Installé dans une chambre de bonne du 13 boulevard Saint-Martin il fait venir sa femme et sa fille, en 1951. Dès son arrivée, il devient co-fondateur de l’association « Union des jeunes Turcs progressistes », qui demande la libération du poète et prisonnier politique Nazim Hikmet, campagne dont Tristan Tzara sera le président d’honneur, avant de s’en éloigner après la libération du poète en juillet 1951.
Ayant emmené avec lui son diplôme obtenu à la faculté de Pharmacie de l’Université d’Istanbul, Fahrettin Petek reprend des études de biochimie, à la faculté de Pharmacie de Paris, pour préparer une thèse de doctorat sous la direction du professeur Jean-Emile Courtois, dont il est très proche et qui lui offre une balance de pharmacien, même modèle que celle qui est toujours dans la pharmacie de Bergama, qu’il conserve toute sa vie en souvenir, sans jamais l’avoir utilisée. Il fait carrière, entre au CNRS à partir de 1954 ; il en est le premier chercheur turc, puis, après avoir soutenu sa thèse en biochimie moléculaire, devient Maître de recherches en 1966 puis Directeur de Recherches en 1972 (il prendra sa retraite en 1986).

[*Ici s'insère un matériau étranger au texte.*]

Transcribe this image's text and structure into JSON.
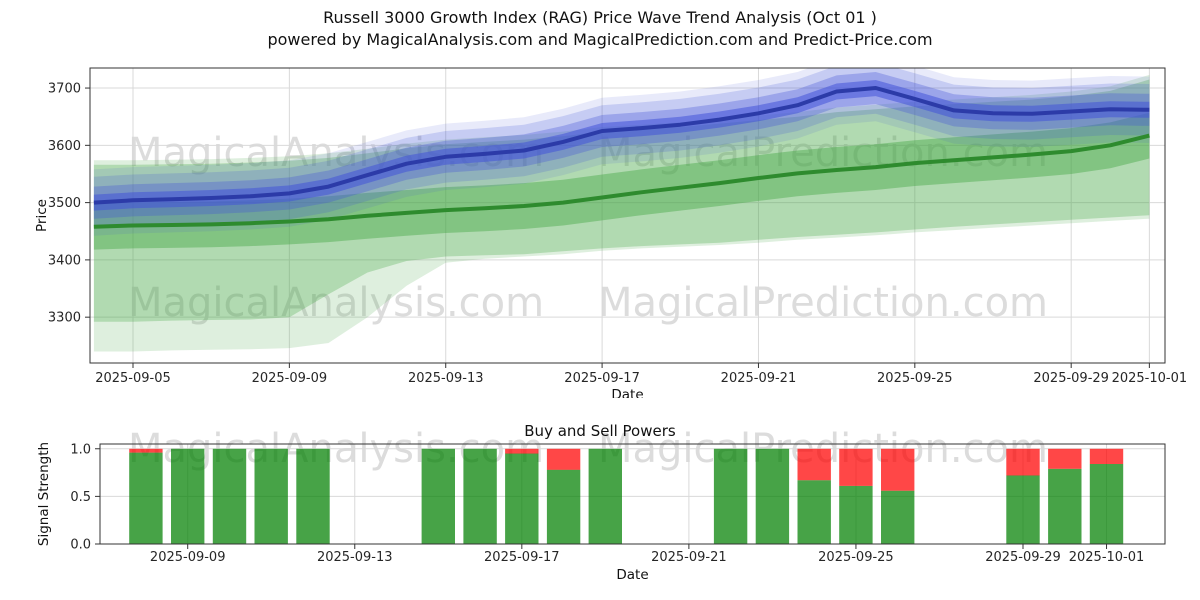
{
  "title": {
    "line1": "Russell 3000 Growth Index (RAG) Price Wave Trend Analysis (Oct 01 )",
    "line2": "powered by MagicalAnalysis.com and MagicalPrediction.com and Predict-Price.com"
  },
  "watermarks": {
    "analysis": "MagicalAnalysis.com",
    "prediction": "MagicalPrediction.com"
  },
  "colors": {
    "grid": "#d9d9d9",
    "spine": "#333333",
    "green_band": "#4aa84a",
    "green_line": "#2e8b2e",
    "blue_band": "#4353d8",
    "blue_line": "#2c3ba8",
    "bar_buy": "#008000",
    "bar_sell": "#ff0000",
    "bar_alpha": 0.72
  },
  "chart_data": [
    {
      "type": "area",
      "title": "",
      "xlabel": "Date",
      "ylabel": "Price",
      "ylim": [
        3220,
        3735
      ],
      "yticks": [
        3300,
        3400,
        3500,
        3600,
        3700
      ],
      "yticklabels": [
        "3300",
        "3400",
        "3500",
        "3600",
        "3700"
      ],
      "xticks": [
        "2025-09-05",
        "2025-09-09",
        "2025-09-13",
        "2025-09-17",
        "2025-09-21",
        "2025-09-25",
        "2025-09-29",
        "2025-10-01"
      ],
      "x_base_date": "2025-09-04",
      "x_range_days": [
        -0.1,
        27.4
      ],
      "grid": true,
      "dates": [
        "2025-09-04",
        "2025-09-05",
        "2025-09-06",
        "2025-09-07",
        "2025-09-08",
        "2025-09-09",
        "2025-09-10",
        "2025-09-11",
        "2025-09-12",
        "2025-09-13",
        "2025-09-14",
        "2025-09-15",
        "2025-09-16",
        "2025-09-17",
        "2025-09-18",
        "2025-09-19",
        "2025-09-20",
        "2025-09-21",
        "2025-09-22",
        "2025-09-23",
        "2025-09-24",
        "2025-09-25",
        "2025-09-26",
        "2025-09-27",
        "2025-09-28",
        "2025-09-29",
        "2025-09-30",
        "2025-10-01"
      ],
      "lines": [
        {
          "name": "green-trend",
          "color": "#2e8b2e",
          "width": 4,
          "values": [
            3458,
            3460,
            3461,
            3462,
            3464,
            3467,
            3471,
            3477,
            3482,
            3487,
            3490,
            3494,
            3500,
            3509,
            3518,
            3526,
            3534,
            3543,
            3551,
            3557,
            3562,
            3569,
            3574,
            3579,
            3584,
            3590,
            3600,
            3617
          ]
        },
        {
          "name": "blue-trend",
          "color": "#2c3ba8",
          "width": 4,
          "values": [
            3500,
            3504,
            3506,
            3508,
            3511,
            3516,
            3528,
            3548,
            3568,
            3580,
            3585,
            3591,
            3606,
            3625,
            3630,
            3636,
            3645,
            3656,
            3670,
            3694,
            3700,
            3681,
            3661,
            3656,
            3655,
            3659,
            3663,
            3662
          ]
        }
      ],
      "bands": [
        {
          "name": "green-widest",
          "base": "green",
          "opacity": 0.18,
          "lower": [
            3240,
            3240,
            3242,
            3243,
            3244,
            3246,
            3255,
            3300,
            3355,
            3395,
            3402,
            3406,
            3410,
            3416,
            3420,
            3423,
            3426,
            3430,
            3435,
            3439,
            3443,
            3448,
            3452,
            3456,
            3460,
            3464,
            3468,
            3472
          ],
          "upper": [
            3574,
            3574,
            3575,
            3576,
            3578,
            3581,
            3586,
            3594,
            3603,
            3610,
            3614,
            3618,
            3624,
            3632,
            3636,
            3640,
            3646,
            3652,
            3658,
            3666,
            3671,
            3676,
            3680,
            3684,
            3688,
            3694,
            3703,
            3723
          ]
        },
        {
          "name": "green-wide",
          "base": "green",
          "opacity": 0.3,
          "lower": [
            3292,
            3292,
            3294,
            3295,
            3296,
            3300,
            3340,
            3378,
            3398,
            3406,
            3408,
            3410,
            3415,
            3420,
            3424,
            3427,
            3430,
            3435,
            3440,
            3444,
            3448,
            3453,
            3458,
            3462,
            3466,
            3470,
            3474,
            3478
          ],
          "upper": [
            3566,
            3566,
            3567,
            3568,
            3570,
            3573,
            3578,
            3586,
            3595,
            3602,
            3606,
            3610,
            3616,
            3624,
            3628,
            3632,
            3638,
            3644,
            3650,
            3658,
            3663,
            3668,
            3672,
            3676,
            3680,
            3686,
            3695,
            3715
          ]
        },
        {
          "name": "green-mid",
          "base": "green",
          "opacity": 0.45,
          "around": "green-trend",
          "spread": 40
        },
        {
          "name": "blue-widest",
          "base": "blue",
          "opacity": 0.12,
          "around": "blue-trend",
          "spread": 58
        },
        {
          "name": "blue-outer",
          "base": "blue",
          "opacity": 0.2,
          "around": "blue-trend",
          "spread": 45
        },
        {
          "name": "blue-mid",
          "base": "blue",
          "opacity": 0.32,
          "around": "blue-trend",
          "spread": 28
        },
        {
          "name": "blue-inner",
          "base": "blue",
          "opacity": 0.55,
          "around": "blue-trend",
          "spread": 14
        }
      ]
    },
    {
      "type": "bar",
      "title": "Buy and Sell Powers",
      "xlabel": "Date",
      "ylabel": "Signal Strength",
      "ylim": [
        0,
        1.05
      ],
      "yticks": [
        0,
        0.5,
        1
      ],
      "yticklabels": [
        "0.0",
        "0.5",
        "1.0"
      ],
      "xticks": [
        "2025-09-09",
        "2025-09-13",
        "2025-09-17",
        "2025-09-21",
        "2025-09-25",
        "2025-09-29",
        "2025-10-01"
      ],
      "x_base_date": "2025-09-04",
      "x_range_days": [
        2.9,
        28.4
      ],
      "grid": true,
      "bars": [
        {
          "date": "2025-09-08",
          "buy": 0.96,
          "sell": 0.04
        },
        {
          "date": "2025-09-09",
          "buy": 1,
          "sell": 0
        },
        {
          "date": "2025-09-10",
          "buy": 1,
          "sell": 0
        },
        {
          "date": "2025-09-11",
          "buy": 1,
          "sell": 0
        },
        {
          "date": "2025-09-12",
          "buy": 1,
          "sell": 0
        },
        {
          "date": "2025-09-15",
          "buy": 1,
          "sell": 0
        },
        {
          "date": "2025-09-16",
          "buy": 1,
          "sell": 0
        },
        {
          "date": "2025-09-17",
          "buy": 0.95,
          "sell": 0.05
        },
        {
          "date": "2025-09-18",
          "buy": 0.78,
          "sell": 0.22
        },
        {
          "date": "2025-09-19",
          "buy": 1,
          "sell": 0
        },
        {
          "date": "2025-09-22",
          "buy": 1,
          "sell": 0
        },
        {
          "date": "2025-09-23",
          "buy": 1,
          "sell": 0
        },
        {
          "date": "2025-09-24",
          "buy": 0.67,
          "sell": 0.33
        },
        {
          "date": "2025-09-25",
          "buy": 0.61,
          "sell": 0.39
        },
        {
          "date": "2025-09-26",
          "buy": 0.56,
          "sell": 0.44
        },
        {
          "date": "2025-09-29",
          "buy": 0.72,
          "sell": 0.28
        },
        {
          "date": "2025-09-30",
          "buy": 0.79,
          "sell": 0.21
        },
        {
          "date": "2025-10-01",
          "buy": 0.84,
          "sell": 0.16
        }
      ]
    }
  ]
}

En 1952, Nebile, la mère de Fahrettin Petek, vient leur rendre visite à Paris. Pour laisser au couple le temps de s’installer, elle ramène Gaye pour l’été en Turquie. Mais, comme la petite n’a pas de passeport individuel, et par mesure de rétorsion à l’encontre de son père, elle sera finalement retenue 2 ans et demi en Turquie, avant d’être finalement autorisée à quitter le pays, en 1955.
Confiée à la garde d’une hôtesse de l’air d’Air France pour le vol, Gaye Petek est sortie de l’avion, qui est rappelé sur le tarmac peu après son décollage. Ses bagages sont inspectés, ses livres déchirés car les autorités suspectent qu’ils contiennent des microfilms ou messages codés à destination de son père. Finalement l’avion est autorisé à partir après qu’elle a été réembarquée, mais Gaye reste profondément marquée par cet épisode.
Scolarisée à l’école primaire dans le quartier République, Gaye a un souvenir très vif de son institutrice, Jenny Plocki, qu’elle a pu retrouver de nombreuses années plus tard. Mme Plocki avait déployé beaucoup d’efforts pour que Gaye et une autre petite fille étrangère puissent apprendre le français et réussir leurs études.
La famille Petek évolue dans un microcosme turc intellectuel et artistique, exilés politiques ou artistes en quête d’inspiration. Ces hommes célibataires se retrouvent régulièrement chez les Petek, reconstituant une « Petite Turquie » chère à Fahrettin Petek Une autre figure du groupe est le peintre Abidin Dino.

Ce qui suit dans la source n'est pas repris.